Amazing islands in the lagoon of Venice
I’ve said goodbye to the narrow streets that look like a maze in the old heart of Venice. Of the beautiful buildings, which are more or less like an open air museum. Of the legends and mysteries of the Venetian carnival. Of the enthusiastic mask maker Giorgio. Of the many cups of coffee, the hot wines, the pizzas and even the delicious ice-cream (even though it was so cold I had to wear two pairs of socks sometimes…).
Venice and I became friends in like a week. The Italian city lays on at least a hundred little islands and are connected by bridges. But in the lagoon of Venice you find more islands to explore. The water bus, called the vaporetto, can take you to these other amazing places. A ticket costs 7,50 euros (January 2016), no matter how far you want to travel and how often you use it within 75 minutes. A day-ticket is useful if you want to explore multiple islands in one day. These tickets cost 20 euros.
A lot of color on Burano
A group of painters was really enthusiastic when they came to Burano. What a spectacle of colors you can find here! It reminds me of the capital of Curacao, Willemstad, or the colorful village Guatapé in Colombia. Burano is the place where the fishermen live. Years ago, when the fishermen came back with their boats they couldn’t find their homes because of the fog. They painted their houses with bright colors so it was easier for them to go back home. There are not a lot of sights in Burano, but that’s not the reason why you should visit the island. You can wander through the colorful streets and enjoy the relaxed atmosphere. And make sure your camera battery is dead at the end of the day. The island is also famous for their lace products. Can you imagine this picture: the sun is shining and the old ladies are sitting in front of their houses, knitting whole day. It’s a pretty idyllic picture, right?
One of the first inhabited places in the lagoon: Torcello
Torcello is next to Burano and is one of the longest inhabited islands in the lagoon. Some people even call the island the forerunner of Venice. Ages ago there were a lot of churches, palaces and other beautiful buildings on the island, but unfortunately now there is not a lot to see anymore, just some ruins. However, Torcello is the perfect place to escape the hustle and bustle of Venice. It’s just so quiet here! The houses I’ve seen can be counted on two hands, it’s like you’re walking in a little nature reserve.
Murano, island of the glassblowers
In the thirteenth century the glassmakers that lived in Venice had to move to another place. The risk of fire was simply too big in such a crowded city. They moved to Murano, an island not far from Venice. They keep their production process a secret, even after centuries only a few people know how to make the Venetian glass, or better said: the Murano glass. It even seems that glassmakers who wanted to leave Murano were punished, so they couldn’t share the secrets with the rest of the world.
You can find a lot of shops on Murano where they sell the glasswork. There is a Glass Museum where you can learn a bit about the production of glass-blowing, but I think it’s even better to visit a glass factory.

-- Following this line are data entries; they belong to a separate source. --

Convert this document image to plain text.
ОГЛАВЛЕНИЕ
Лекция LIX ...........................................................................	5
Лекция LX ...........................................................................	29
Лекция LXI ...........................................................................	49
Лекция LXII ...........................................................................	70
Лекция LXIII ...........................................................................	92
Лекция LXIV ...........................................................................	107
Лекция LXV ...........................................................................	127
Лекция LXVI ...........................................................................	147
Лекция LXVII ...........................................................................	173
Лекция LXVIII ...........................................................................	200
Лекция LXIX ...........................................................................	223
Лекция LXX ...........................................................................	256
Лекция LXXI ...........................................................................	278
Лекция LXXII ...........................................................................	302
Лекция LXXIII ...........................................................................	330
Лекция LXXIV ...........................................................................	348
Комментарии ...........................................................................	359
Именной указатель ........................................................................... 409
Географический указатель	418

My mother and I had a brief private demonstration at the factory of Vetreria Artistica Colleoni. And I even helped with one of the creations! I don’t think I can call myself a real glassblower for now, but the first step is made.
The cemetery of Venice: San Michele
Between Venice and Murano you will find a small island surrounded by a thick, brown wall: San Michele. At the beginning of the nineteenth century Napoleon decided that there couldn’t be cemeteries in the center of Venice anymore. And so the island of San Michele became a cemetery. It’s strange how you can feel so relaxed and down-to-earth in a place where you are confronted with death. You see tons of tombs and graveyards here, even from people who lived during the Napoleonic wars. If you want to be somewhere quiet, you should definitely go to San Michele.